Tag types supported for reading and writing include:
| `XYZ` | `XYZArrayData` | `rXYZ`, `gXYZ`, `bXYZ`, `wtpt` |
| `para` | `ParametricCurveData` | `rTRC`, `gTRC`, `bTRC` |
| `curv` | `CurveData` | `rTRC`, `gTRC`, `bTRC` |
| `mluc` | `MultiLocalizedUnicodeData` | `desc` |
| `desc` | `TextDescriptionData` | `desc` |
| `sf32` | `S15Fixed16ArrayData` | `chad` |
| `sig ` | `SignatureData` | `tech` |
| `text` | `TextData` | `cprt` |
| `mft1` | `Lut8Data` | `A2B0`, `B2A0` |
| `mft2` | `Lut16Data` | `A2B0`, `B2A0` |
Tags not yet parsed are stored as `RawData` and written back verbatim — no data is lost.
## Key Types
| [`S15Fixed16`] | ICC s15Fixed16 fixed-point number used in matrices and XYZ values |
| [`profile::Profile`] | Parsed profile, dispatched to one of eight device-class variants |
| [`profile::TagSetter`] | Consuming builder returned by `with_tag(…)` |
| [`tag::TagSignature`] | 4-byte tag identifier; 70+ known signatures plus `Unknown(u32)` |
| [`error::Error`] | Top-level error type |
## Lossless Round-trips
Any tag not recognised by this crate is preserved as raw bytes and written back verbatim.
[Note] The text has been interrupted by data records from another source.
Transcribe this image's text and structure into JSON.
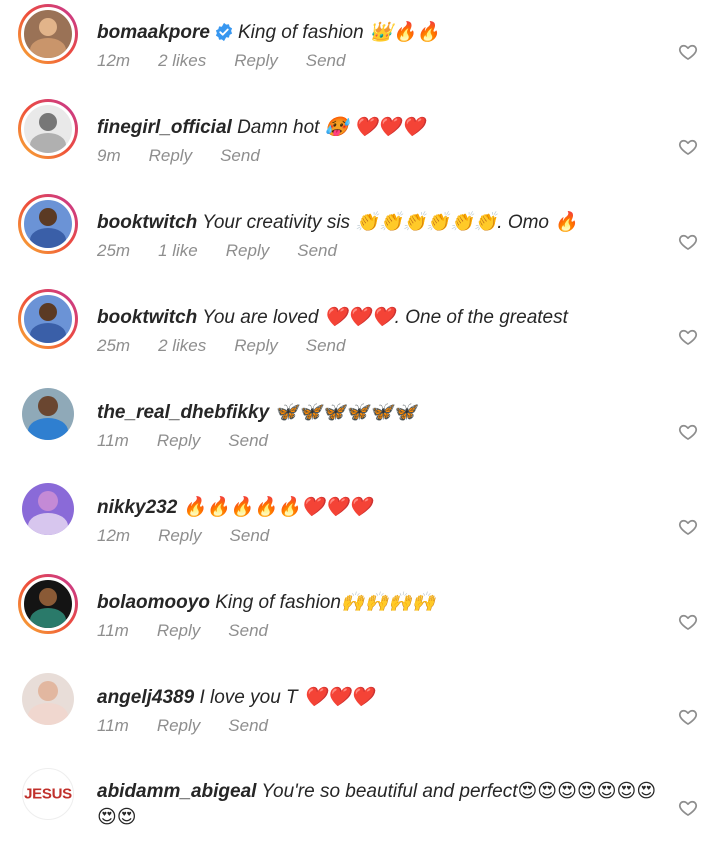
{
  "comments": [
    {
      "username": "bomaakpore",
      "verified": true,
      "text": "King of fashion 👑🔥🔥",
      "time": "12m",
      "likes": "2 likes",
      "reply": "Reply",
      "send": "Send",
      "avatar": {
        "ring": "story",
        "bg": "#9a7256",
        "head": "#e2b48a",
        "body": "#c9956b"
      }
    },
    {
      "username": "finegirl_official",
      "verified": false,
      "text": "Damn hot 🥵 ❤️❤️❤️",
      "time": "9m",
      "likes": "",
      "reply": "Reply",
      "send": "Send",
      "avatar": {
        "ring": "story",
        "bg": "#e9e9e9",
        "head": "#777777",
        "body": "#b0b0b0"
      }
    },
    {
      "username": "booktwitch",
      "verified": false,
      "text": "Your creativity sis 👏👏👏👏👏👏. Omo 🔥",
      "time": "25m",
      "likes": "1 like",
      "reply": "Reply",
      "send": "Send",
      "avatar": {
        "ring": "story",
        "bg": "#6b93d6",
        "head": "#5b3a24",
        "body": "#3a5fa8"
      }
    },
    {
      "username": "booktwitch",
      "verified": false,
      "text": "You are loved ❤️❤️❤️. One of the greatest",
      "time": "25m",
      "likes": "2 likes",
      "reply": "Reply",
      "send": "Send",
      "avatar": {
        "ring": "story",
        "bg": "#6b93d6",
        "head": "#5b3a24",
        "body": "#3a5fa8"
      }
    },
    {
      "username": "the_real_dhebfikky",
      "verified": false,
      "text": "🦋🦋🦋🦋🦋🦋",
      "time": "11m",
      "likes": "",
      "reply": "Reply",
      "send": "Send",
      "avatar": {
        "ring": "plain",
        "bg": "#8fa9b8",
        "head": "#6a4630",
        "body": "#2f7fd0"
      }
    },
    {
      "username": "nikky232",
      "verified": false,
      "text": "🔥🔥🔥🔥🔥❤️❤️❤️",
      "time": "12m",
      "likes": "",
      "reply": "Reply",
      "send": "Send",
      "avatar": {
        "ring": "plain",
        "bg": "#8a6ad8",
        "head": "#c48ad6",
        "body": "#d7c6ee"
      }
    },
    {
      "username": "bolaomooyo",
      "verified": false,
      "text": "King of fashion🙌🙌🙌🙌",
      "time": "11m",
      "likes": "",
      "reply": "Reply",
      "send": "Send",
      "avatar": {
        "ring": "story",
        "bg": "#141414",
        "head": "#8a5a36",
        "body": "#2a7a6a"
      }
    },
    {
      "username": "angelj4389",
      "verified": false,
      "text": "I love you T ❤️❤️❤️",
      "time": "11m",
      "likes": "",
      "reply": "Reply",
      "send": "Send",
      "avatar": {
        "ring": "plain",
        "bg": "#e8ddd8",
        "head": "#e2b7a0",
        "body": "#f0d7cf"
      }
    },
    {
      "username": "abidamm_abigeal",
      "verified": false,
      "text": "You're so beautiful and perfect😍😍😍😍😍😍😍😍😍",
      "time": "",
      "likes": "",
      "reply": "",
      "send": "",
      "avatar": {
        "ring": "plain",
        "bg": "#ffffff",
        "label": "JESUS"
      }
    }
  ],
  "icons": {
    "heart": "heart-icon",
    "verified": "verified-badge-icon"
  },
  "colors": {
    "verified": "#3897f0",
    "meta": "#8e8e8e",
    "text": "#262626"
  }
}
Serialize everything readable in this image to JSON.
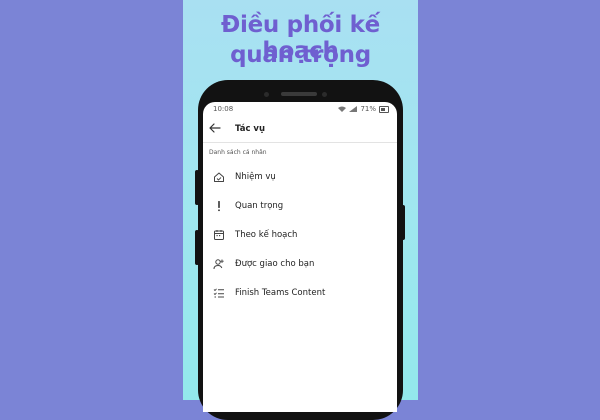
{
  "headline": {
    "line1": "Điều phối kế hoạch",
    "line2": "quan trọng"
  },
  "status_bar": {
    "time": "10:08",
    "battery": "71%"
  },
  "app_bar": {
    "title": "Tác vụ"
  },
  "section": {
    "label": "Danh sách cá nhân"
  },
  "lists": [
    {
      "label": "Nhiệm vụ",
      "icon": "home-icon"
    },
    {
      "label": "Quan trọng",
      "icon": "exclamation-icon"
    },
    {
      "label": "Theo kế hoạch",
      "icon": "calendar-icon"
    },
    {
      "label": "Được giao cho bạn",
      "icon": "assigned-user-icon"
    },
    {
      "label": "Finish Teams Content",
      "icon": "checklist-icon"
    }
  ],
  "colors": {
    "background": "#7b84d6",
    "panel": "#a9e0f2",
    "headline": "#6f5fd0",
    "phone_frame": "#121212"
  }
}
Reading a profile and re-serialising it produces byte-identical output.
## CLI Tool
The `cmx` binary prints any ICC profile as TOML:
```bash
cargo install cmx
cmx profile.icc # print TOML to stdout
cmx profile.icc -o out.toml # write TOML to a file
```
## Installation
Add the library to your project:
```bash
cargo add cmx
```
Full API documentation is on [docs.rs/cmx](https://docs.rs/cmx).
## Roadmap
- [x] Parse full ICC profiles (versions 2.x–5.0)
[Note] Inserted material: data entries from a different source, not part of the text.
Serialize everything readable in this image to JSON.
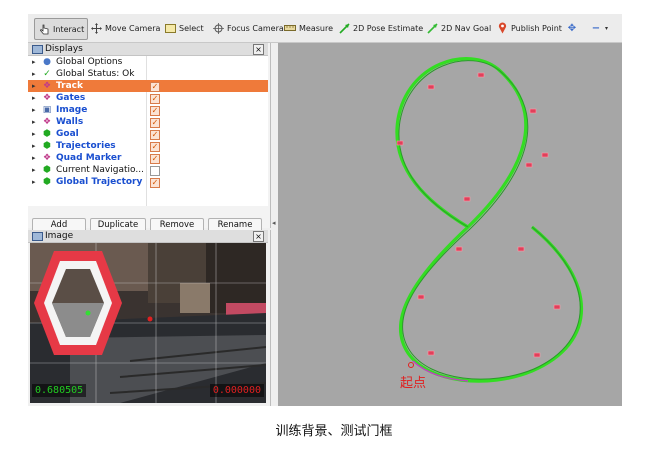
{
  "toolbar": {
    "items": [
      {
        "label": "Interact",
        "icon": "interact-icon"
      },
      {
        "label": "Move Camera",
        "icon": "move-camera-icon"
      },
      {
        "label": "Select",
        "icon": "select-icon"
      },
      {
        "label": "Focus Camera",
        "icon": "focus-camera-icon"
      },
      {
        "label": "Measure",
        "icon": "measure-icon"
      },
      {
        "label": "2D Pose Estimate",
        "icon": "pose-estimate-icon"
      },
      {
        "label": "2D Nav Goal",
        "icon": "nav-goal-icon"
      },
      {
        "label": "Publish Point",
        "icon": "publish-point-icon"
      }
    ]
  },
  "displays": {
    "title": "Displays",
    "items": [
      {
        "label": "Global Options",
        "icon": "globe-icon",
        "checked": null,
        "selected": false,
        "style": "black"
      },
      {
        "label": "Global Status: Ok",
        "icon": "check-icon",
        "checked": null,
        "selected": false,
        "style": "black"
      },
      {
        "label": "Track",
        "icon": "marker-icon",
        "checked": true,
        "selected": true,
        "style": "blue"
      },
      {
        "label": "Gates",
        "icon": "marker-icon",
        "checked": true,
        "selected": false,
        "style": "blue"
      },
      {
        "label": "Image",
        "icon": "image-icon",
        "checked": true,
        "selected": false,
        "style": "blue"
      },
      {
        "label": "Walls",
        "icon": "marker-icon",
        "checked": true,
        "selected": false,
        "style": "blue"
      },
      {
        "label": "Goal",
        "icon": "cube-icon",
        "checked": true,
        "selected": false,
        "style": "blue"
      },
      {
        "label": "Trajectories",
        "icon": "cube-icon",
        "checked": true,
        "selected": false,
        "style": "blue"
      },
      {
        "label": "Quad Marker",
        "icon": "marker-icon",
        "checked": true,
        "selected": false,
        "style": "blue"
      },
      {
        "label": "Current Navigatio...",
        "icon": "cube-icon",
        "checked": false,
        "selected": false,
        "style": "black"
      },
      {
        "label": "Global Trajectory",
        "icon": "cube-icon",
        "checked": true,
        "selected": false,
        "style": "blue"
      }
    ],
    "buttons": {
      "add": "Add",
      "duplicate": "Duplicate",
      "remove": "Remove",
      "rename": "Rename"
    }
  },
  "image_panel": {
    "title": "Image",
    "left_value": "0.680505",
    "right_value": "0.000000"
  },
  "view3d": {
    "start_label": "起点"
  },
  "caption": "训练背景、测试门框",
  "colors": {
    "selected_row": "#ef7a3a",
    "view_background": "#a6a6a6",
    "trajectory": "#33dd22",
    "gate": "#e0405a",
    "start_label": "#e02020",
    "left_value": "#22cc22",
    "right_value": "#e02020"
  }
}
- [x] Lossless round-trips — unknown tags preserved verbatim
- [x] Conversion to human-readable TOML format
- [x] Builder-style API for constructing ICC profiles
- [x] Support for the primary ICC tag types
- [ ] Read TOML color profiles and convert back to binary ICC
- [ ] Support all ICC tag types
- [ ] Spectral data and ICC v5 color management
## License
Licensed under either of
- Apache License, Version 2.0
([LICENSE-APACHE](LICENSE-APACHE) or <http://www.apache.org/licenses/LICENSE-2.0>)
- MIT license
([LICENSE-MIT](LICENSE-MIT))
at your option.
## Contribution
Unless you explicitly state otherwise, any contribution intentionally submitted
for inclusion in the work by you, as defined in the Apache-2.0 license, shall be
dual licensed as above, without any additional terms or conditions.